Synesthesia. In another form of scrambled perception, some people have an odd mixing of the senses in which they strongly associate certain numbers with colors, sounds with tastes or other sensory variations. As many as 1 in 200 people may have some form of it, often without realizing it. Scientists think the condition results from cross-wiring in the brain, with neurons and synapses from one sensory system crossing over into another. One theory holds that most infants have such crossed connections but gradually lose the associations in adulthood. Synesthesia is generally harmless, and often associated with creativity.

Jumping Frenchmen of Maine Disorder. The typical response to being startled -- muscles tense, heart pounds, senses go on alert -- lasts only a few seconds. But in this disorder, first observed in 1878 among French-Canadian lumberjacks in the Moosehead Lake area of Maine, the reaction is greatly exaggerated. Sufferers jump, twitch, flail their limbs and obey commands given suddenly, even if it means hurting themselves or a loved one. It's also been observed in factory workers in Siberia and Malaysia. Some experts believe it's a genetic mutation that blocks glycine, a neurotransmitter that calms the central nervous system's response to stimuli. Others think it's more psychological than neurological, and perhaps part of a heightened defense mechanism from living and working in close quarters.

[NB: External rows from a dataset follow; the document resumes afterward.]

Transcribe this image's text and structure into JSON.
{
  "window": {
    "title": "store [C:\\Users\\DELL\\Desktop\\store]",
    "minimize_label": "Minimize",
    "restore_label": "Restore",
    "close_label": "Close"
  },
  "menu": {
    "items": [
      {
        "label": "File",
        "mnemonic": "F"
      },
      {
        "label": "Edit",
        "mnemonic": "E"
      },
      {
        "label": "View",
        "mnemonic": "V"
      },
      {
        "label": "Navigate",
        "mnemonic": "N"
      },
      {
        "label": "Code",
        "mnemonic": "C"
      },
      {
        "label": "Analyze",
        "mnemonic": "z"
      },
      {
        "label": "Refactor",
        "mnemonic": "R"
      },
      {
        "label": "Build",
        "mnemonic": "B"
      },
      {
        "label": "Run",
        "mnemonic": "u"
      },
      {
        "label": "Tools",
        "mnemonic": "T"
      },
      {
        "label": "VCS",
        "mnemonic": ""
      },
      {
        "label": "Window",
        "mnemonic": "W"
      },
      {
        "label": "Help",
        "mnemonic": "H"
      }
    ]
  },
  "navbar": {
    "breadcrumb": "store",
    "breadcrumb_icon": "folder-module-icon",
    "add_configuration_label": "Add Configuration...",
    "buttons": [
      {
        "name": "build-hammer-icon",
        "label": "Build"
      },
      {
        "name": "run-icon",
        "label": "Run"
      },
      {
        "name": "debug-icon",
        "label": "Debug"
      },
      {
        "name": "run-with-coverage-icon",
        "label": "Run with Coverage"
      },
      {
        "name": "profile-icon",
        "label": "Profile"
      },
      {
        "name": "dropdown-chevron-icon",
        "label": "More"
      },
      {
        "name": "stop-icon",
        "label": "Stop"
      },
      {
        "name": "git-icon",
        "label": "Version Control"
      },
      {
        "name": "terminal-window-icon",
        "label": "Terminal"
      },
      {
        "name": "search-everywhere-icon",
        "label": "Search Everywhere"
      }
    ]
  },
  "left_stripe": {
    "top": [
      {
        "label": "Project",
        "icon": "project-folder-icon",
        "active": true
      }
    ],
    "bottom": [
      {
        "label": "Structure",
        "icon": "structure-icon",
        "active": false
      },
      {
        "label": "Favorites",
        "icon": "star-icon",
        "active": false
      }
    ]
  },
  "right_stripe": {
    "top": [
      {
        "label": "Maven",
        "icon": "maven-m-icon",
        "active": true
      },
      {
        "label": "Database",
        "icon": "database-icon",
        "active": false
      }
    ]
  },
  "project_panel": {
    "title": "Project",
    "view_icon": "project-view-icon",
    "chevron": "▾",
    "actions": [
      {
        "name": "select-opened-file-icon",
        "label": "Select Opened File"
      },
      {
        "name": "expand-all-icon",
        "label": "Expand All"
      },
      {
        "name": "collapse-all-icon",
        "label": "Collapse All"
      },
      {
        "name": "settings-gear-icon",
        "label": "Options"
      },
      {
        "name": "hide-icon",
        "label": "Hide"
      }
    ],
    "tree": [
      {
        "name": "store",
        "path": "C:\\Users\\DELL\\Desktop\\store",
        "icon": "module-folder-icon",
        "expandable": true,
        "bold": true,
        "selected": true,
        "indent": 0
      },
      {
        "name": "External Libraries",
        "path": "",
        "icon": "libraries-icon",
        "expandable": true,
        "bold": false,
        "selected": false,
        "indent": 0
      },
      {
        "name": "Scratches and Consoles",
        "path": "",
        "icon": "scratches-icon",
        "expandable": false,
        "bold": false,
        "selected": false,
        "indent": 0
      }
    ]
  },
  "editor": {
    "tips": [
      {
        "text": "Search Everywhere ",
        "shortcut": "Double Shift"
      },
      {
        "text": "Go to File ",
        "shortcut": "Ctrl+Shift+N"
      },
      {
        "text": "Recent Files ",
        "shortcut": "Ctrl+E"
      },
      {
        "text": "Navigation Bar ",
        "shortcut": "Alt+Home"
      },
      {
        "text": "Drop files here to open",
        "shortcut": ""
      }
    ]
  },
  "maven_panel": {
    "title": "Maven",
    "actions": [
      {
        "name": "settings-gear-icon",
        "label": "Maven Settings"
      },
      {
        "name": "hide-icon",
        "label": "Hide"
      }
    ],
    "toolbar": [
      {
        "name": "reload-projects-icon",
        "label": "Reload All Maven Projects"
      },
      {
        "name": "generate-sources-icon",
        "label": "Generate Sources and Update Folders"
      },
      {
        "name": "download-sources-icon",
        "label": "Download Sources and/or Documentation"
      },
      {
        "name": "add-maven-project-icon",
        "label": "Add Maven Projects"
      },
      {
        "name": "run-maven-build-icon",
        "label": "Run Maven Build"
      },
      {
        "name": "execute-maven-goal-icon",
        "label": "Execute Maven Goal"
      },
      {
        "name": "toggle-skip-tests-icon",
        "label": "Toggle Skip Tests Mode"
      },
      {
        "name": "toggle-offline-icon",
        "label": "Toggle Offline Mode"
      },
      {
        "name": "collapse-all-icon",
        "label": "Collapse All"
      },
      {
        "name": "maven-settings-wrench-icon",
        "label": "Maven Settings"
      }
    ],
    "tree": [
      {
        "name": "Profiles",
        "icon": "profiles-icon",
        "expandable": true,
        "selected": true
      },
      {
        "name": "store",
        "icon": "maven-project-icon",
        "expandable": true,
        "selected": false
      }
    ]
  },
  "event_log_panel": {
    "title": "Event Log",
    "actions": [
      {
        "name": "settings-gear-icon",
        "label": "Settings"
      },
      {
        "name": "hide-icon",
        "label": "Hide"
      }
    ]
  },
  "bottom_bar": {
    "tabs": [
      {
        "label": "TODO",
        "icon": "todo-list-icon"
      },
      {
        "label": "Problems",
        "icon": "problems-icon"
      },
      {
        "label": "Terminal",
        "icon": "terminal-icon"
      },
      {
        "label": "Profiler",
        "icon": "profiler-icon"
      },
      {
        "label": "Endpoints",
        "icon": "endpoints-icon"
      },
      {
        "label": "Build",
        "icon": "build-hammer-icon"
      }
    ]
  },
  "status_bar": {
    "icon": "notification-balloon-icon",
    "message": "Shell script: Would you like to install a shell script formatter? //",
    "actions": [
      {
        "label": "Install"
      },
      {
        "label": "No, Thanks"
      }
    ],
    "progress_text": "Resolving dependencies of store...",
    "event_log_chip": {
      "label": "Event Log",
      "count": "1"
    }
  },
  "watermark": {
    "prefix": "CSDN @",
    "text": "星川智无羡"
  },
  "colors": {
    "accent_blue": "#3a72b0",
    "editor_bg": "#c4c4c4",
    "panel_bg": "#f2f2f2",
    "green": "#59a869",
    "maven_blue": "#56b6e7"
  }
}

Stendhal Syndrome. The tendency to develop a rapid heartbeat, dizziness and hallucinations when exposed to great art seems like a great exit line for tired museum-goers. But it seems particularly prevalent in Florence, Italy. An Italian psychiatrist observed it in more than 100 visitors in the 1970s and named it after the French author, who described similar symptoms upon visiting Florence in 1817. More than 100 additional cases have been documented, including some in which a particular detail of a painting seemed to bring on acute anxiety. Effects are usually temporary.

Paris Syndrome. This variation of Stendhal Syndrome primarily affects Japanese tourists; about a dozen a year experience a psychiatric breakdown in the City of Light. In the 1980s, a Japanese scientist theorized that the disorientation is brought on by the combination of exhaustion, the language barrier and difficulty some Japanese have reconciling their idealized vision of Paris with the modern reality.

Jerusalem Syndrome. Reports of visitors to Jerusalem being seized by a religious psychosis date back to the Middle Ages. In the 1930s, Israeli psychiatrists formally described the condition in which tourists assume the persona of a Biblical character and make strange pronouncements at a holy site. (In one 1969 case, an Australian tourist set fire to a local mosque, sparking a citywide riot and a 1998 film of the same name.) An article in the British Journal of Psychiatry in 2000 noted that 1,200 patients had been referred to a central mental facility with the disorder between 1980 and 1993. Some had previous mental disorders; others seemed quite sane before and later resumed normal lives. The authors warned tour guides to be alert for the disorder's seven characteristic stages: Sufferers appear agitated; seek to leave the group to tour Jerusalem alone; become obsessed with purity and cleanliness; prepare a toga-like gown "often with the aid of hotel bed linen"; shout Bible verses, then march to a holy site and deliver a confused sermon that often appeals to humankind to adopt a more moral way of life.